Campus Progress' Jenn Nowicki reported yesterday on the recently dismissed honor code charges against University of North Carolina at Chapel Hill (UNC­–CH) student Landen Gambill. Gambill was charged with "disruptive or intimidating behavior" after publicly criticizing UNC's handling of sexual assault cases, including her own.

In dismissing Gambill's case, and all other pending cases brought under the same honor code provision, UNC–CH Chancellor Holden Thorp acknowledged that he was taking action in order to "protect the free speech rights of [UNC's] students." 

Nowicki quoted FIRE's Will Creeley on why the code was problematic:

In the Honor Code, [an external review] found, harassment and intimidation are so vaguely defined that they could be applied to a large number of student behaviors and speech, including those which are constitutionally protected.

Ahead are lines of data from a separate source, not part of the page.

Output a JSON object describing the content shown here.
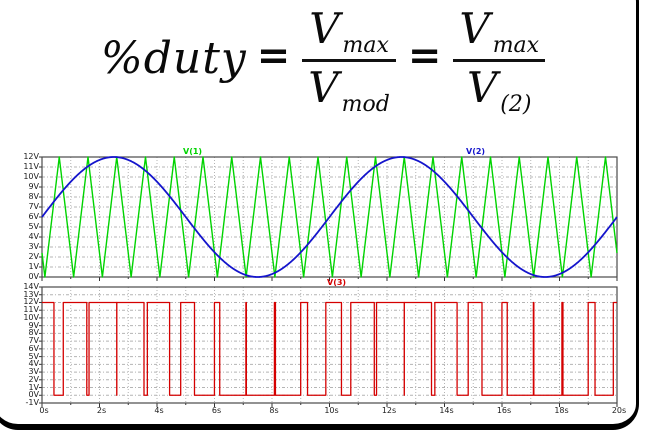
{
  "formula": {
    "lhs": "%duty",
    "eq1": "=",
    "eq2": "=",
    "frac1": {
      "num_base": "V",
      "num_sub": "max",
      "den_base": "V",
      "den_sub": "mod"
    },
    "frac2": {
      "num_base": "V",
      "num_sub": "max",
      "den_base": "V",
      "den_sub": "(2)"
    }
  },
  "colors": {
    "triangle_green": "#00d400",
    "sine_blue": "#1414cc",
    "pwm_red": "#d40000",
    "grid_gray": "#b4b4b4",
    "frame_gray": "#4a4a4a",
    "tick_text": "#1c1c1c"
  },
  "chart_data": [
    {
      "type": "line",
      "title": "",
      "x": {
        "range": [
          0,
          20
        ],
        "unit": "s",
        "grid_step": 1,
        "label_step": 2,
        "tick_labels": []
      },
      "y": {
        "range": [
          0,
          12
        ],
        "unit": "V",
        "grid_step": 1,
        "tick_labels": [
          "12V",
          "11V",
          "10V",
          "9V",
          "8V",
          "7V",
          "6V",
          "5V",
          "4V",
          "3V",
          "2V",
          "1V",
          "0V"
        ]
      },
      "grid": true,
      "legend_position": "inside-top",
      "series": [
        {
          "name": "V(1)",
          "color": "#00d400",
          "waveform": "triangle",
          "min": 0,
          "max": 12,
          "period_s": 1,
          "trough_at_s": 0.1,
          "label_x_s": 4.9
        },
        {
          "name": "V(2)",
          "color": "#1414cc",
          "waveform": "sine",
          "offset_v": 6,
          "amplitude_v": 6,
          "period_s": 10,
          "phase_deg": 0,
          "label_x_s": 14.75
        }
      ]
    },
    {
      "type": "line",
      "title": "",
      "x": {
        "range": [
          0,
          20
        ],
        "unit": "s",
        "grid_step": 1,
        "label_step": 2,
        "tick_labels": [
          "0s",
          "2s",
          "4s",
          "6s",
          "8s",
          "10s",
          "12s",
          "14s",
          "16s",
          "18s",
          "20s"
        ]
      },
      "y": {
        "range": [
          -1,
          14
        ],
        "unit": "V",
        "grid_step": 1,
        "tick_labels": [
          "14V",
          "13V",
          "12V",
          "11V",
          "10V",
          "9V",
          "8V",
          "7V",
          "6V",
          "5V",
          "4V",
          "3V",
          "2V",
          "1V",
          "0V",
          "-1V"
        ]
      },
      "grid": true,
      "legend_position": "inside-top",
      "series": [
        {
          "name": "V(3)",
          "color": "#d40000",
          "waveform": "pwm",
          "high_v": 12,
          "low_v": 0,
          "rule": "high when V(2) >= V(1)",
          "modulator": {
            "waveform": "sine",
            "offset_v": 6,
            "amplitude_v": 6,
            "period_s": 10,
            "phase_deg": 0
          },
          "carrier": {
            "waveform": "triangle",
            "min": 0,
            "max": 12,
            "period_s": 1,
            "trough_at_s": 0.1
          },
          "label_x_s": 9.9
        }
      ]
    }
  ]
}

"Unless you have a harassment code that is specific and precise, and matches the Supreme Court's definition of harassment in the educational context, you're going to have a code that prohibits protected speech, and that code will be used eventually to crack down on speech that you support," [FIRE's Director of Legal and Public Advocacy Will] Creeley said. "It's important to remember that the First Amendment protects all kinds of speech, and that threats to one person's First Amendment speech are threats to everybody's First Amendment speech."